Antoni Muntadas, en mode réanimation

À une époque où l'espace public est absorbé par la logique du marché, la surveillance et la fragmentation, Antoni Muntadas propose une proposition qui n'est pas une exposition au sens traditionnel du terme, mais plutôt une occupation critique. Public Place , au SESC Pompeia de São Paulo, n'est pas contemplé : il est traversé, habité et discuté.
L'artiste catalane s'inspire de l'architecture radicale et brutaliste de Lina Bo Bardi non pas pour l'orner, mais pour s'y associer. L'exposition, selon Muntadas, n'est pas un parcours fermé, mais plutôt « une dérive, un voyage avec des éléments qui invitent à la rencontre ». Et de fait : colonnes totémiques, bancs-questions et phrases lumineuses « Où sommes-nous ? » ou « Avançons » suspendent le visiteur dans un état de conscience urbaine et politique.
Le SESC Pompeia, à Sao Paulo, Brésil.
Le commissaire d'exposition Diego Matos décrit cette exposition comme une « occupation totale de l'espace commun » du centre culturel.
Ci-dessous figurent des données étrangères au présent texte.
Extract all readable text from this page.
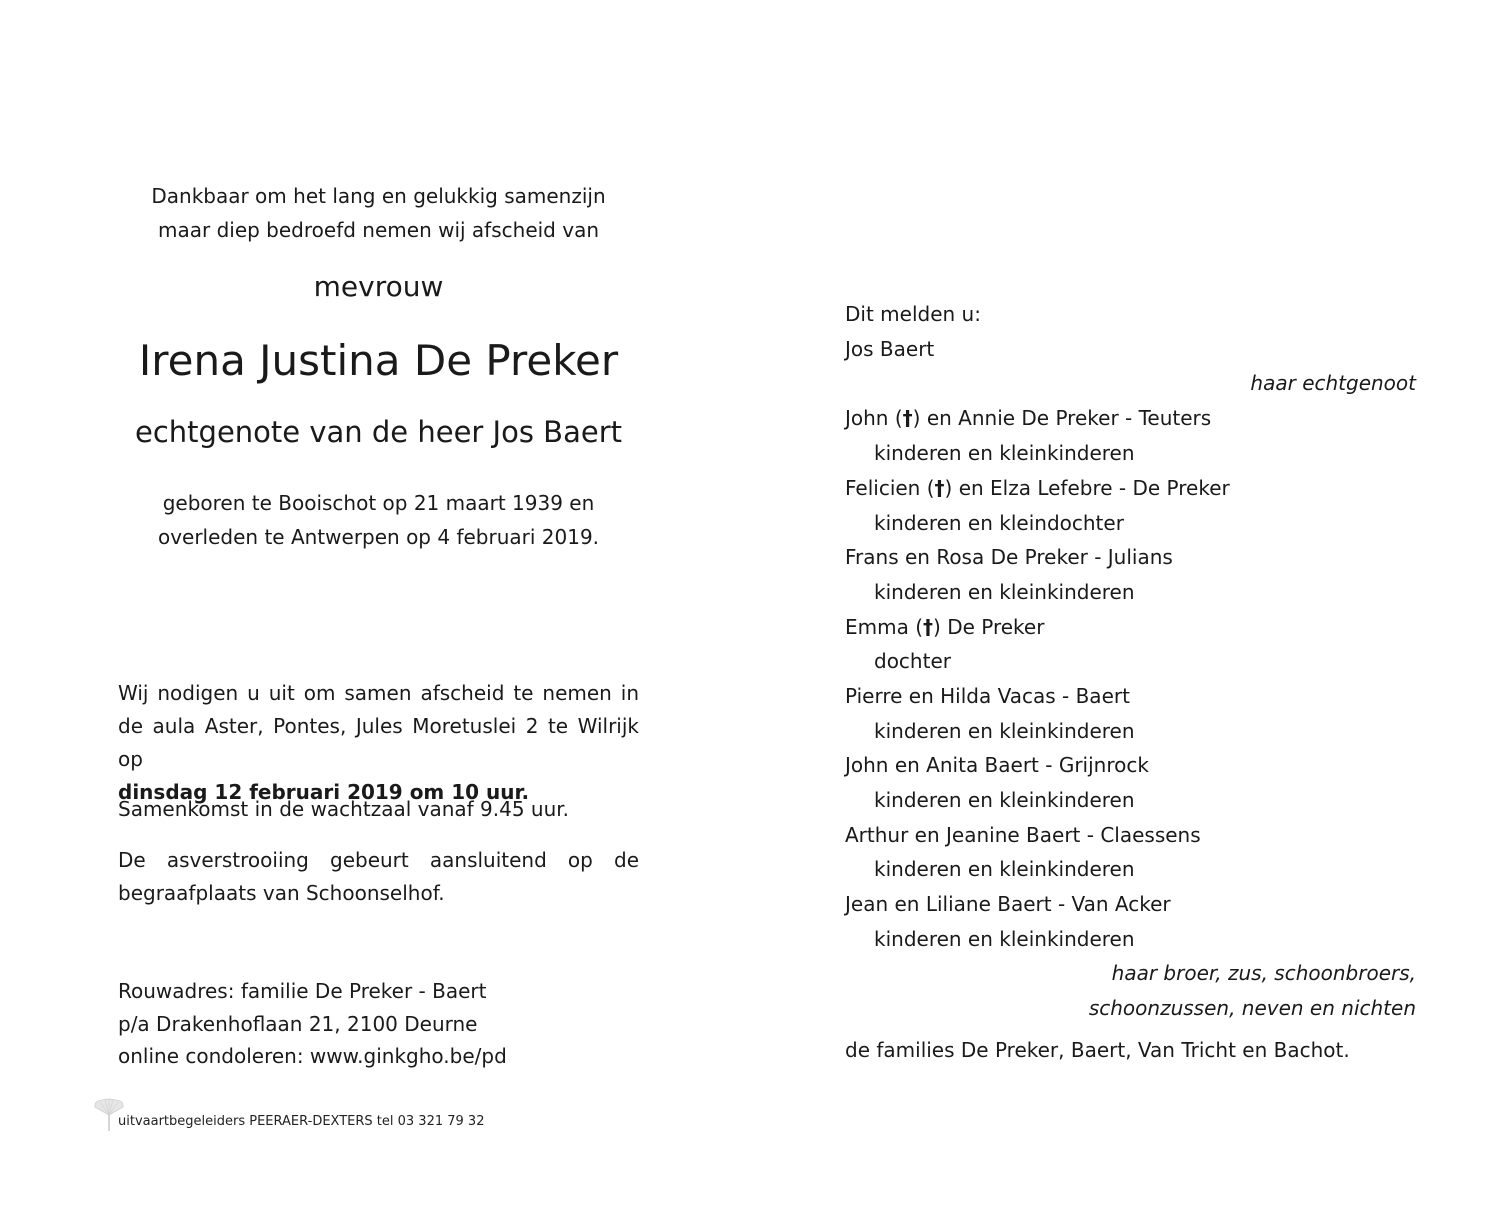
Dankbaar om het lang en gelukkig samenzijn
maar diep bedroefd nemen wij afscheid van
mevrouw
Irena Justina De Preker
echtgenote van de heer Jos Baert
geboren te Booischot op 21 maart 1939 en
overleden te Antwerpen op 4 februari 2019.
Wij nodigen u uit om samen afscheid te nemen in
de aula Aster, Pontes, Jules Moretuslei 2 te Wilrijk op
dinsdag 12 februari 2019 om 10 uur.
Samenkomst in de wachtzaal vanaf 9.45 uur.
De asverstrooiing gebeurt aansluitend op de
begraafplaats van Schoonselhof.
Rouwadres: familie De Preker - Baert
p/a Drakenhoflaan 21, 2100 Deurne
online condoleren: www.ginkgho.be/pd
uitvaartbegeleiders PEERAER-DEXTERS tel 03 321 79 32
Dit melden u:
Jos Baert
haar echtgenoot
John (†) en Annie De Preker - Teuters
kinderen en kleinkinderen
Felicien (†) en Elza Lefebre - De Preker
kinderen en kleindochter
Frans en Rosa De Preker - Julians
kinderen en kleinkinderen
Emma (†) De Preker
dochter
Pierre en Hilda Vacas - Baert
kinderen en kleinkinderen
John en Anita Baert - Grijnrock
kinderen en kleinkinderen
Arthur en Jeanine Baert - Claessens
kinderen en kleinkinderen
Jean en Liliane Baert - Van Acker
kinderen en kleinkinderen
haar broer, zus, schoonbroers,
schoonzussen, neven en nichten
de families De Preker, Baert, Van Tricht en Bachot.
Mais plus qu'une simple occupation, Muntadas la renouvelle : il exhume le concept du public comme espace de négociation, et non de consommation ; comme question, et non comme certitude. « C'est un a priori de l'artiste : créer un environnement de travail où le dialogue et la négociation sont non seulement nécessaires, mais aussi le moteur du programme d'exposition », écrit Matos.
Contrairement à la logique muséographique du cube blanc, Public Place opère selon une approche situationniste . Il récupère la citadelle de liberté imaginée par Lina Bo Bardi et que Muntadas sauve de l'urgence. Le visiteur est le complice involontaire d'un projet qui pose, visuellement et spatialement, des questions qui résonnent au-delà des frontières : qu'est-ce que le public aujourd'hui ? Qui l'habite ? Qui le définit ?
Le visiteur est complice involontaire de l'expo Antoni Muntadas.
Ici, pas d'œuvres autonomes, mais plutôt des dispositifs – visuels, textuels, spatiaux – qui déplacent l'attention de l'artistique vers le civique. La phrase « La vie est édition » sur un tapis en caoutchouc résume le geste de Muntadas : l'art comme acte d'édition collective , où chaque pas du visiteur coupe, colle ou réécrit l'espace partagé.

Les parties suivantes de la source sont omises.